Componentes Vue personalizados na UI gerada — com segurança e regeneração

O que quebra quando você edita uma UI gerada

UIs geradas são feitas para serem reconstruídas. Em plataformas como o AppMaster, o código de aplicações web Vue3 é produzido a partir de construtores visuais. A regeneração é como as mudanças permanecem consistentes entre telas, lógica e modelos de dados.

O problema é simples: se você editar arquivos gerados diretamente, a próxima regeneração pode sobrescrever suas alterações.

Por isso as equipes recorrem ao código personalizado. Blocos de UI embutidos costumam cobrir formulários e tabelas padrão, mas aplicações reais geralmente precisam de alguns elementos especiais: gráficos complexos, seletores de mapa, editores de texto rico, áreas de assinatura ou planejadores drag-and-drop. Esses são bons motivos para adicionar componentes Vue personalizados, desde que você os trate como complementos, não como edições.

Quando o código personalizado se mistura ao código gerado, as falhas podem aparecer mais tarde e de forma confusa. Você pode não notar até que a próxima alteração de UI force uma regeneração, ou até que um colega ajuste uma tela no editor visual. Problemas comuns incluem:

  • Sua marcação personalizada desaparece porque o template foi regenerado.
  • Imports ou registro quebram porque nomes de arquivos ou estrutura mudaram.
  • Um “pequeno ajuste” vira conflito de merge em todo deploy.
  • Lógica gerada e lógica customizada divergem, fazendo com que casos de borda comecem a falhar.
  • Atualizações ficam arriscadas porque você não sabe o que será substituído.

O objetivo não é evitar customização.

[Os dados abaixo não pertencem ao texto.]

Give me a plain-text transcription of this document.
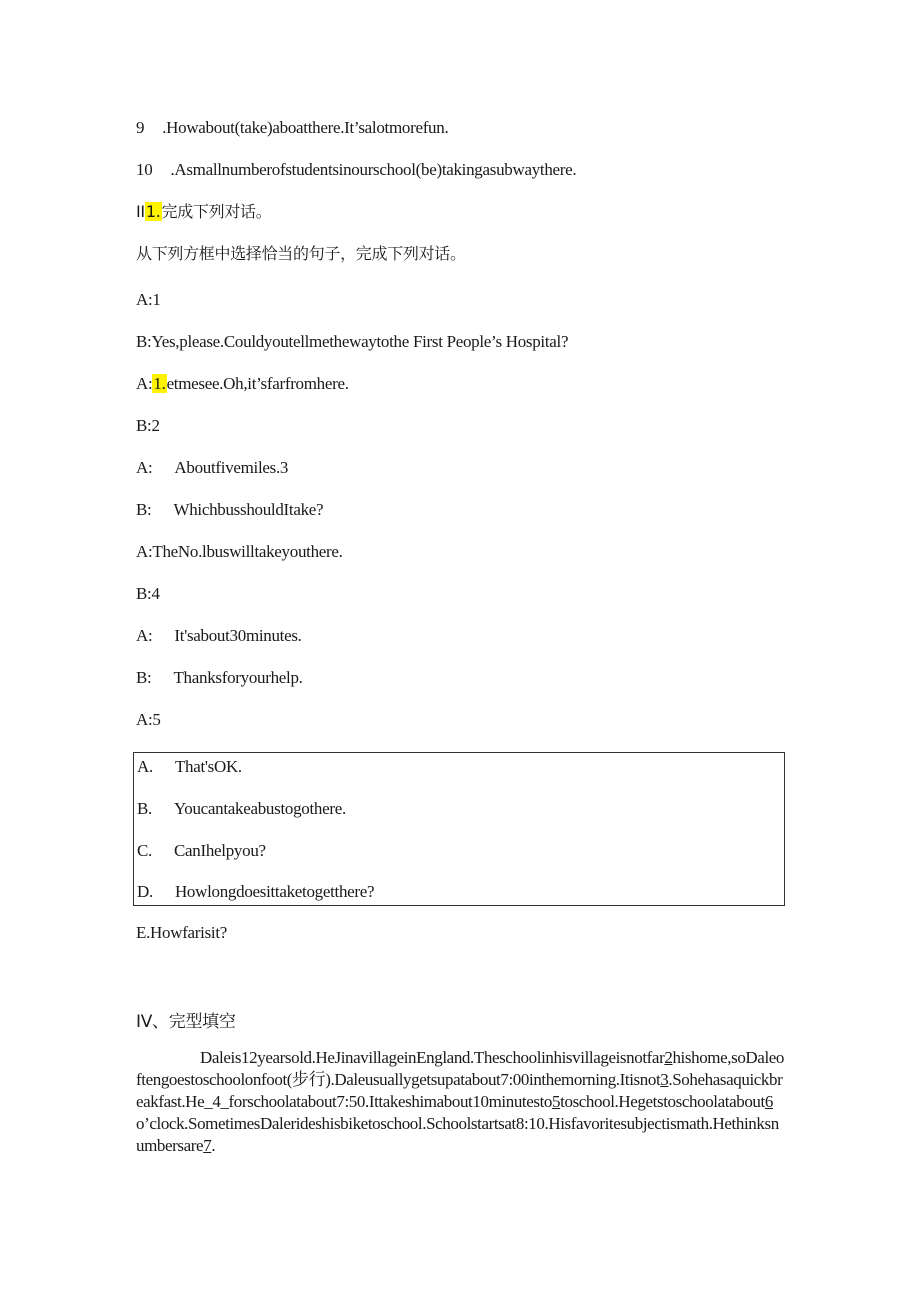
9 .Howabout(take)aboatthere.It’salotmorefun.
10 .Asmallnumberofstudentsinourschool(be)takingasubwaythere.
II1.完成下列对话。
从下列方框中选择恰当的句子，完成下列对话。
A:1
B:Yes,please.Couldyoutellmethewaytothe First People’s Hospital?
A:1.etmesee.Oh,it’sfarfromhere.
B:2
A: Aboutfivemiles.3
B: WhichbusshouldItake?
A:TheNo.lbuswilltakeyouthere.
B:4
A: It'sabout30minutes.
B: Thanksforyourhelp.
A:5
A. That'sOK.
B. Youcantakeabustogothere.
C. CanIhelpyou?
D. Howlongdoesittaketogetthere?
E.Howfarisit?
IV、完型填空
Daleis12yearsold.HeJinavillageinEngland.Theschoolinhisvillageisnotfar2hishome,soDaleoftengoestoschoolonfoot(步行).Daleusuallygetsupatabout7:00inthemorning.Itisnot3.Sohehasaquickbreakfast.He_4_forschoolatabout7:50.Ittakeshimabout10minutesto5toschool.Hegetstoschoolatabout6o’clock.SometimesDalerideshisbiketoschool.Schoolstartsat8:10.Hisfavoritesubjectismath.Hethinksnumbersare7.
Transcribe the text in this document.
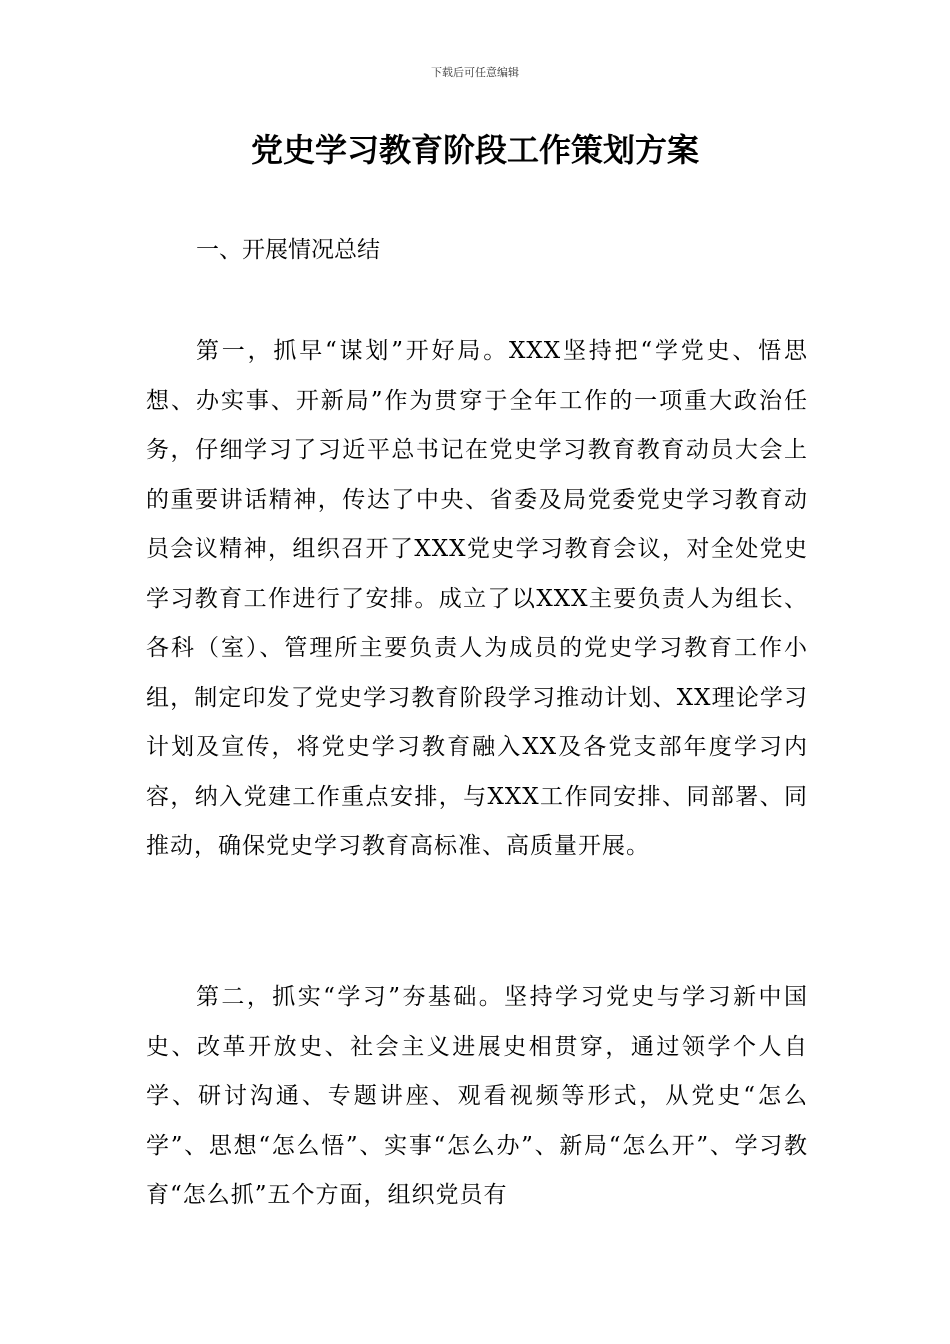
下载后可任意编辑
党史学习教育阶段工作策划方案

一、开展情况总结

第一，抓早“谋划”开好局。XXX坚持把“学党史、悟思想、办实事、开新局”作为贯穿于全年工作的一项重大政治任务，仔细学习了习近平总书记在党史学习教育教育动员大会上的重要讲话精神，传达了中央、省委及局党委党史学习教育动员会议精神，组织召开了XXX党史学习教育会议，对全处党史学习教育工作进行了安排。成立了以XXX主要负责人为组长、各科（室）、管理所主要负责人为成员的党史学习教育工作小组，制定印发了党史学习教育阶段学习推动计划、XX理论学习计划及宣传，将党史学习教育融入XX及各党支部年度学习内容，纳入党建工作重点安排，与XXX工作同安排、同部署、同推动，确保党史学习教育高标准、高质量开展。

第二，抓实“学习”夯基础。坚持学习党史与学习新中国史、改革开放史、社会主义进展史相贯穿，通过领学个人自学、研讨沟通、专题讲座、观看视频等形式，从党史“怎么学”、思想“怎么悟”、实事“怎么办”、新局“怎么开”、学习教育“怎么抓”五个方面，组织党员有
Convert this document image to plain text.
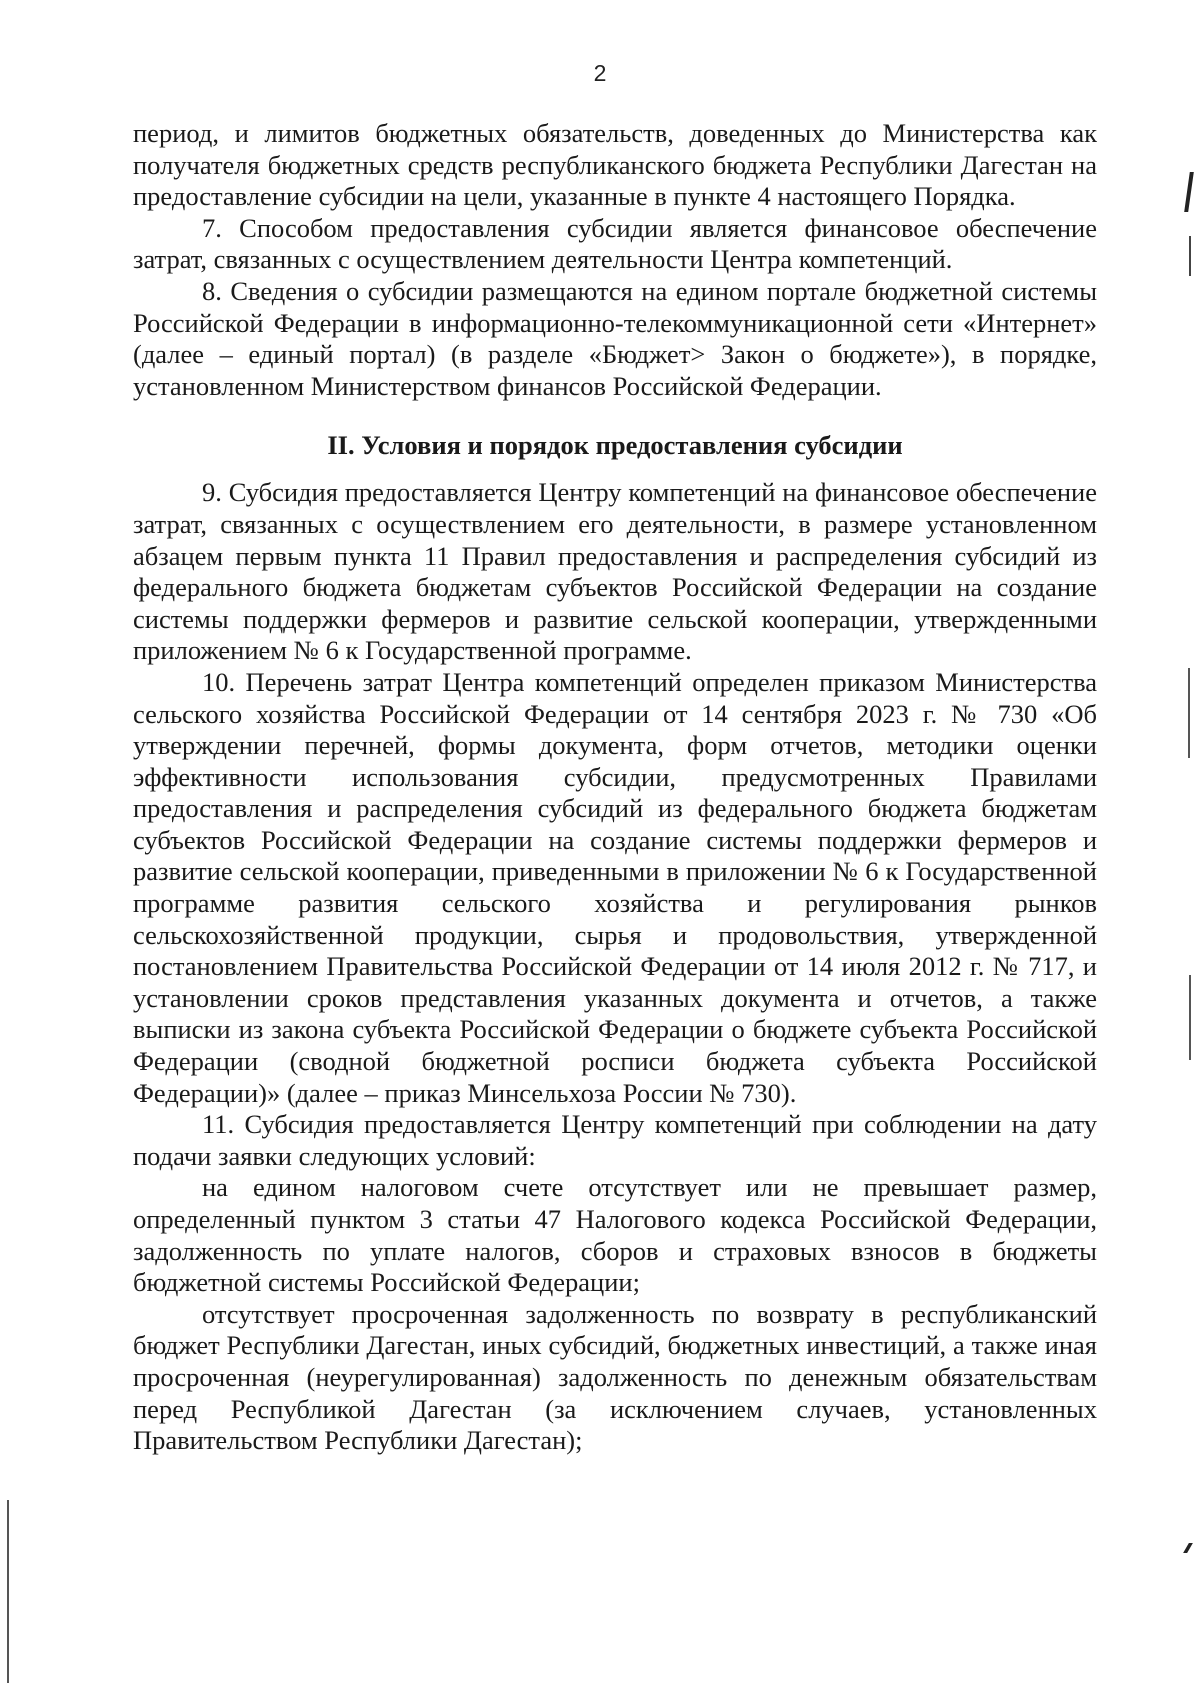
2

период, и лимитов бюджетных обязательств, доведенных до Министерства как получателя бюджетных средств республиканского бюджета Республики Дагестан на предоставление субсидии на цели, указанные в пункте 4 настоящего Порядка.

7. Способом предоставления субсидии является финансовое обеспечение затрат, связанных с осуществлением деятельности Центра компетенций.

8. Сведения о субсидии размещаются на едином портале бюджетной системы Российской Федерации в информационно-телекоммуникационной сети «Интернет» (далее – единый портал) (в разделе «Бюджет> Закон о бюджете»), в порядке, установленном Министерством финансов Российской Федерации.

II. Условия и порядок предоставления субсидии

9. Субсидия предоставляется Центру компетенций на финансовое обеспечение затрат, связанных с осуществлением его деятельности, в размере установленном абзацем первым пункта 11 Правил предоставления и распределения субсидий из федерального бюджета бюджетам субъектов Российской Федерации на создание системы поддержки фермеров и развитие сельской кооперации, утвержденными приложением № 6 к Государственной программе.

10. Перечень затрат Центра компетенций определен приказом Министерства сельского хозяйства Российской Федерации от 14 сентября 2023 г. № 730 «Об утверждении перечней, формы документа, форм отчетов, методики оценки эффективности использования субсидии, предусмотренных Правилами предоставления и распределения субсидий из федерального бюджета бюджетам субъектов Российской Федерации на создание системы поддержки фермеров и развитие сельской кооперации, приведенными в приложении № 6 к Государственной программе развития сельского хозяйства и регулирования рынков сельскохозяйственной продукции, сырья и продовольствия, утвержденной постановлением Правительства Российской Федерации от 14 июля 2012 г. № 717, и установлении сроков представления указанных документа и отчетов, а также выписки из закона субъекта Российской Федерации о бюджете субъекта Российской Федерации (сводной бюджетной росписи бюджета субъекта Российской Федерации)» (далее – приказ Минсельхоза России № 730).

11. Субсидия предоставляется Центру компетенций при соблюдении на дату подачи заявки следующих условий:

на едином налоговом счете отсутствует или не превышает размер, определенный пунктом 3 статьи 47 Налогового кодекса Российской Федерации, задолженность по уплате налогов, сборов и страховых взносов в бюджеты бюджетной системы Российской Федерации;

отсутствует просроченная задолженность по возврату в республиканский бюджет Республики Дагестан, иных субсидий, бюджетных инвестиций, а также иная просроченная (неурегулированная) задолженность по денежным обязательствам перед Республикой Дагестан (за исключением случаев, установленных Правительством Республики Дагестан);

É tornar as reconstruções previsíveis. Se você mantiver uma fronteira limpa entre telas geradas e widgets personalizados, a regeneração continua rotineira em vez de estressante.

Uma regra de fronteira que mantém a regeneração segura

Se você quer customização sem perder trabalho, siga uma regra: nunca edite arquivos gerados. Trate-os como saída somente leitura, como um artefato compilado.

Pense na sua UI como duas zonas:

  • Zona gerada: páginas, layouts e telas produzidos pelo gerador.
  • Zona customizada: seus componentes Vue escritos à mão em uma pasta separada.

A UI gerada deve consumir seus componentes personalizados. Não deve ser o lugar onde esses componentes são construídos.

Para que isso funcione a longo prazo, mantenha a “fronteira” pequena e clara. Um widget customizado deve se comportar como um pequeno produto com um contrato:

  • Props de entrada: apenas o que ele precisa para renderizar.
  • Eventos de saída: apenas o que a página precisa reagir.

Evite acessar estado global ou chamar APIs não relacionadas de dentro do widget, a menos que isso seja explicitamente parte do contrato.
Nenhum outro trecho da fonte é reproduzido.